To follow? Why not a rustic tomato galette? Super easy and quick and delicious. Buy a top quality pre-made pie dough, like Dufour, swipe it with a pesto or tapenade, layer on heirloom tomatoes, bake. Easy peasy summer cooking.
Fresh Tomato Galette
3 large ripe tomatoes, sliced
1 store-bought pre-made top quality pie dough
1 cup mayonnaise
2 teaspoons Dijon mustard
4 tablespoons either store-bought pesto or olive tapenade
1/2 cup freshly grated parmesan cheese
2 tablespoons fresh basil leaves, finely chopped, for garnish
1 egg, for egg wash
coarse sea salt to garnish
Directions:
Spread out the slices of tomato on paper towels, sprinkle with salt, and let sit for 10 minutes. Gently wipe off the salt and wipe the tomato slices dry of any liquid.
Preheat the oven to 400 degrees F.
On a parchment lined baking sheet, roll out the dough into a circle. It doesn’t have to be perfect.
Whisk together the mayonnaise, mustard, and either the pesto or tapenade then spread it on the dough, leaving a 2-inch border clean. Layer on the sliced tomatoes. Sprinkle with the parmesan cheese. Bring the edges of the dough up and over the tomatoes by about 1 -2 inches all the way around. Whisk together the egg and a bit of water and brush all over the dough. Sprinkle coarse sea salt over the egg wash. Bake the galette for 40 minutes or until golden. Garnish the tomatoes with the 2 tablespoons fresh basil leaves and serve.
Did you say tomato ice cream???? I tried it and I didn’t really like it?
So I am giving you a recipe to use up all those luscious ripe peaches that are in season now. Here’s another super easy recipe to make no-churn ice cream.
No-Churn Peach Ice Cream
2 cups heavy cream, chilled
1 14-ounce can sweetened condensed milk
2 teaspoons vanilla extract
1 teaspoon almond extract
1/4 fine sea salt
2 cups very ripe peaches, peeled and diced
Directions:
Whip the heavy cream until stiff peaks form.

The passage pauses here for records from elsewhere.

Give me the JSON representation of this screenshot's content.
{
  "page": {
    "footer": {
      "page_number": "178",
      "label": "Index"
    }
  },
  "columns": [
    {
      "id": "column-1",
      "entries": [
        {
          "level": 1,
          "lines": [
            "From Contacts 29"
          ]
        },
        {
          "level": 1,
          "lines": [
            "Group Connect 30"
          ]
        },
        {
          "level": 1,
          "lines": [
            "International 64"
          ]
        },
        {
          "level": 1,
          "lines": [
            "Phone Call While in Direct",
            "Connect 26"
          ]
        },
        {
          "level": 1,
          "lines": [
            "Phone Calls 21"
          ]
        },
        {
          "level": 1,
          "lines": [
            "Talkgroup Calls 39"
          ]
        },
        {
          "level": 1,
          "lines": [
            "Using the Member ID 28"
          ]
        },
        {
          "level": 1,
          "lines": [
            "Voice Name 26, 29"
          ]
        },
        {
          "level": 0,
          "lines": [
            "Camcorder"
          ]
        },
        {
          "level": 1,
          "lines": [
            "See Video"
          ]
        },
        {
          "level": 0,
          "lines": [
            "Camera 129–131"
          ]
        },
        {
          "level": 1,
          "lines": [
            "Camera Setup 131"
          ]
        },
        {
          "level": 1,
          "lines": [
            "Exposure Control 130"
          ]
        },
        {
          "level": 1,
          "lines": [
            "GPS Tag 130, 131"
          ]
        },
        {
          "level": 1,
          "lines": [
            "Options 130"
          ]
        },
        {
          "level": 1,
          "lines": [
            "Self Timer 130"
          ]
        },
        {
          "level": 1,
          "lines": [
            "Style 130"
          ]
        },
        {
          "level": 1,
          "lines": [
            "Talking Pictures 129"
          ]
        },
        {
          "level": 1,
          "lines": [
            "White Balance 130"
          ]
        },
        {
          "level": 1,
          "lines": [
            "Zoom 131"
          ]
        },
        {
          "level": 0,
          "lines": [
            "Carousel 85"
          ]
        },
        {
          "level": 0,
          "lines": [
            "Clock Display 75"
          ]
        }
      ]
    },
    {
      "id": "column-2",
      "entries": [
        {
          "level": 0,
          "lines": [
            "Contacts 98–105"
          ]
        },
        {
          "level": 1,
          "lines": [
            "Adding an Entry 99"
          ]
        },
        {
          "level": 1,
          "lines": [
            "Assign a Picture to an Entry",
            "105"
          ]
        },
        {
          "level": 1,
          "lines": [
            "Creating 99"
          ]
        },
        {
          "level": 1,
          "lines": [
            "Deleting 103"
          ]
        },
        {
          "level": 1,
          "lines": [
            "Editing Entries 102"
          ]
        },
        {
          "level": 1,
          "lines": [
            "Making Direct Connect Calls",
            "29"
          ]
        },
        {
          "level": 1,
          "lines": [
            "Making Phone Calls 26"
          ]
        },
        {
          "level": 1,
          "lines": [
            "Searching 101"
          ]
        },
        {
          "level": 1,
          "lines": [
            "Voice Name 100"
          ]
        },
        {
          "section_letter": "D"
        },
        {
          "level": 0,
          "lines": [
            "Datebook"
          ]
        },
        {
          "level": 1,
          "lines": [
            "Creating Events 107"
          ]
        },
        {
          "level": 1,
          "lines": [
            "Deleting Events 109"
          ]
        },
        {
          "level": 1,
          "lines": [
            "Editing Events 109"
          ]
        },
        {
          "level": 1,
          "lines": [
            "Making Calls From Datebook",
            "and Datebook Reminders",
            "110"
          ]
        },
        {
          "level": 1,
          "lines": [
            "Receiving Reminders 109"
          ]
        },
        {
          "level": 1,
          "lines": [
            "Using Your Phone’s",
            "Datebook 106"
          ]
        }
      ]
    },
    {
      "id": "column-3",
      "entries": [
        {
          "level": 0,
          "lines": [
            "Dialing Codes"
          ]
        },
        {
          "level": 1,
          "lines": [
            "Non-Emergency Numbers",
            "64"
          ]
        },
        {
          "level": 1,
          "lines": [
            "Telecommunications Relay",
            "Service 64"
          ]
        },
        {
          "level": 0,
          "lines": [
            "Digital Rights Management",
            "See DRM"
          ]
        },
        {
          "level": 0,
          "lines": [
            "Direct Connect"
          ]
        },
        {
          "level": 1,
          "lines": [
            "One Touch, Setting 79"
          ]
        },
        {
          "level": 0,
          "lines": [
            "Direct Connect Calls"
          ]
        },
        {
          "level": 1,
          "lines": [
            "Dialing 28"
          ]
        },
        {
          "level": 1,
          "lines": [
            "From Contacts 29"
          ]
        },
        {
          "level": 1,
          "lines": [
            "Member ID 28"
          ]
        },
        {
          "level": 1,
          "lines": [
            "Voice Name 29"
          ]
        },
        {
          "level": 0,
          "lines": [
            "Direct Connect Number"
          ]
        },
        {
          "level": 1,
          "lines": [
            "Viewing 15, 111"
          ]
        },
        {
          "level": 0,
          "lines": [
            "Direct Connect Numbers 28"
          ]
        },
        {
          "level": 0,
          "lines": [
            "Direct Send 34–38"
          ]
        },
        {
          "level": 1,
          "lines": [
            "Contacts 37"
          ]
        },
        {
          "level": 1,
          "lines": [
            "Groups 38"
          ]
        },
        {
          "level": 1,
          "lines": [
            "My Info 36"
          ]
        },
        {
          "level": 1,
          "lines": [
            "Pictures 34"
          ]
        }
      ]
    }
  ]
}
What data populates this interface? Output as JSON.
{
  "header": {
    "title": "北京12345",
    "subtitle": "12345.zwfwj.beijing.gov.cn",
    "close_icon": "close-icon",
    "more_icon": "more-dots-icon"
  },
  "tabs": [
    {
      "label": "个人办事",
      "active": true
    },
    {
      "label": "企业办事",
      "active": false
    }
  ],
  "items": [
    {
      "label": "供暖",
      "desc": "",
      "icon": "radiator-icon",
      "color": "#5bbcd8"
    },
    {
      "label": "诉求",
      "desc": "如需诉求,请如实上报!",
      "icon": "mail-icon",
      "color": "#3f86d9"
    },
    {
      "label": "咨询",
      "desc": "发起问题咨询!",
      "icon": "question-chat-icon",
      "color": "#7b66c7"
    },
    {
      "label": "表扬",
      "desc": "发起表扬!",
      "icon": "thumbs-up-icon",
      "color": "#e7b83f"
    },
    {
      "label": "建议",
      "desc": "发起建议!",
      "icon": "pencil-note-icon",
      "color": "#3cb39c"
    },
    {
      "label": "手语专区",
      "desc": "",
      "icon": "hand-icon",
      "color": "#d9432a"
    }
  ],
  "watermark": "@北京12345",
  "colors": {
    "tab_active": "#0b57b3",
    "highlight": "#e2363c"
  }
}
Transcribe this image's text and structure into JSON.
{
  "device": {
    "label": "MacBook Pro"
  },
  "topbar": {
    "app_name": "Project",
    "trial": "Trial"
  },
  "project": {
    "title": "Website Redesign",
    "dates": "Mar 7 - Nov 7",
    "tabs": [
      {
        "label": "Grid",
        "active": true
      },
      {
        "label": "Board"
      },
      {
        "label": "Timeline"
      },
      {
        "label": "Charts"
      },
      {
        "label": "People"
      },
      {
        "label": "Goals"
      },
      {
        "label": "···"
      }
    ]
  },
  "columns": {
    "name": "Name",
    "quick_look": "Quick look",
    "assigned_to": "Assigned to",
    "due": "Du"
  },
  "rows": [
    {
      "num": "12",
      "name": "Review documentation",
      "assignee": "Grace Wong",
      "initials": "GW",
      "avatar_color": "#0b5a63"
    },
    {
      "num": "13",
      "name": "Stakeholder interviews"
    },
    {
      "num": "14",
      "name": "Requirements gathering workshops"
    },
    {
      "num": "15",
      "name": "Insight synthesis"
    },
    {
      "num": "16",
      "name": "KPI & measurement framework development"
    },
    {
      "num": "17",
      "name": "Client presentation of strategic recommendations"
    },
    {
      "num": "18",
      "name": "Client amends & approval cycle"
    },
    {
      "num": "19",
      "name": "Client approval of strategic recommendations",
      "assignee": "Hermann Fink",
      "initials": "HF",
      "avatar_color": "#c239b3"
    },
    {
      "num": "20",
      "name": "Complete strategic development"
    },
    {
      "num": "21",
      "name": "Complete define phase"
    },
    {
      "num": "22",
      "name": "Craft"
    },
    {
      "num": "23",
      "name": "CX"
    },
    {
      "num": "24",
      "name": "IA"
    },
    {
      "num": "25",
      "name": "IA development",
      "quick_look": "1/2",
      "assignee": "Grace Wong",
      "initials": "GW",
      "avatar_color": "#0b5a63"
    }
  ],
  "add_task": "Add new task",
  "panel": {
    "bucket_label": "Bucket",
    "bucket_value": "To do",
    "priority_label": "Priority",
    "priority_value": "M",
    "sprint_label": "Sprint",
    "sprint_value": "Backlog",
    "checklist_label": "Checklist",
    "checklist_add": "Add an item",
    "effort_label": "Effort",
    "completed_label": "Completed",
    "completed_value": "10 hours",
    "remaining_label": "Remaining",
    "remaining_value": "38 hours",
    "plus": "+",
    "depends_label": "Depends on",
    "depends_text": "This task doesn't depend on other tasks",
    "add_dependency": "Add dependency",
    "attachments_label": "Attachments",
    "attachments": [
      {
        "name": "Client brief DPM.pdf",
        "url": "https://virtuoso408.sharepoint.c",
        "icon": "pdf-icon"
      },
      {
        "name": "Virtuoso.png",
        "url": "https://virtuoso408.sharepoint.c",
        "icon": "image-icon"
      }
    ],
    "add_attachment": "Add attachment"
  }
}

Whisk the condensed milk with the vanilla extract, almond extract and salt. Gently fold this mixture into the whipped cream so as not to deflate the whipped cream.
Put the peaches in a bowl and mash with a fork or immersion blender, still leaving some small bits.
Fold the peaches, and any juice, into the ice cream mixture and pour into a loaf pan, cover with plastic wrap and freeze for 6 hours or overnight.